Our garden is much too large to make pesticide application affordable, but we did try that, before the chickens joined our family. We just can’t remember to apply insect repellent every time we go outside, and that also gets expensive when you spend all day outdoors as we do.

A few years ago when our little girl received an Easter gift of 2 baby chicks, we thought that might help. And really, it has…some. But after my husband was diagnosed with Lyme Disease, we realized the seriousness of the situation. It terrifies me to know that one of my children could encounter that dreaded disease that leads to a life of joint problems.

Last fall an adored friend of ours gave us a gift for which we are very grateful. He hatched out for me 4 Guineas! (He hatched them in an incubator.) I’ve been told ticks are a favorite treat for guineas, and they will eat hundreds of them. We’re so excited, and we’ll let you know in the summer if we see a decrease in the number of ticks latched on to our tender areas!
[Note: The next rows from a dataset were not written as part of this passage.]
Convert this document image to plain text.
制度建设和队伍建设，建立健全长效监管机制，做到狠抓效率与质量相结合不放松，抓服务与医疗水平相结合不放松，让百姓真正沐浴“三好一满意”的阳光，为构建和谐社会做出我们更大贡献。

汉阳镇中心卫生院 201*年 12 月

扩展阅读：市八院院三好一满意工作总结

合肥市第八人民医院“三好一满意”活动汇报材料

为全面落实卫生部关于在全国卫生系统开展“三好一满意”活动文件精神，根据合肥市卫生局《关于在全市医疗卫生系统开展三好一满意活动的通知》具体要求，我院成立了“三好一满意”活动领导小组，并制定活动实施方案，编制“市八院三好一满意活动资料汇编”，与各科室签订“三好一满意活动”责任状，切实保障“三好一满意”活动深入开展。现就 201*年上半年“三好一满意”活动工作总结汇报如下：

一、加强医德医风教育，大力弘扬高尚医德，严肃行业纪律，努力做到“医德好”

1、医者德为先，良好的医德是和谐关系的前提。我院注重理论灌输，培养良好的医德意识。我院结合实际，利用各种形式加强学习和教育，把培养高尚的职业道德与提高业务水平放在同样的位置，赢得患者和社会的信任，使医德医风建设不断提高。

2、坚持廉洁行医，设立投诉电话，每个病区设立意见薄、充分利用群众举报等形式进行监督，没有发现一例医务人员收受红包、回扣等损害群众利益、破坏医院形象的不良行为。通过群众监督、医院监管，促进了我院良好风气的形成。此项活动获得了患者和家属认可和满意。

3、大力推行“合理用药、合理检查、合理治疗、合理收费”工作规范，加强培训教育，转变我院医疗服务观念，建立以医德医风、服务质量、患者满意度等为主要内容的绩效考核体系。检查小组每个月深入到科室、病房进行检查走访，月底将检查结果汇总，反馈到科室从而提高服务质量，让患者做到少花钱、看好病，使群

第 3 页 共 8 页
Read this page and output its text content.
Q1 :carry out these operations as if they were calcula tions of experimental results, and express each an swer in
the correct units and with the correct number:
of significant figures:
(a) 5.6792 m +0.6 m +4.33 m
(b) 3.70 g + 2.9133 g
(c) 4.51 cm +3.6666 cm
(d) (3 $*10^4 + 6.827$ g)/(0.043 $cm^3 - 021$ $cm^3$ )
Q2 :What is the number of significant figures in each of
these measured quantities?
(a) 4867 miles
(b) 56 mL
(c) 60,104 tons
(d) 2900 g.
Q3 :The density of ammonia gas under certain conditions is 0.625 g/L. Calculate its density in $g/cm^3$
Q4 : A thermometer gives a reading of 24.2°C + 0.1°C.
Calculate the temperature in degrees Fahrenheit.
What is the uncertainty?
I must tell you that I don’t know much about Guineas, but I have found a wonderful site that is a wealth of information on Guineas, including some very entertaining photos and captions. It’s worth your time to take a look at Guineafowl.com. I don’t know the author personally, but on her site you can learn all about guineas, because after all, she wrote the book on Gardening With Guineas! (Yes, really–you can order it from her website!)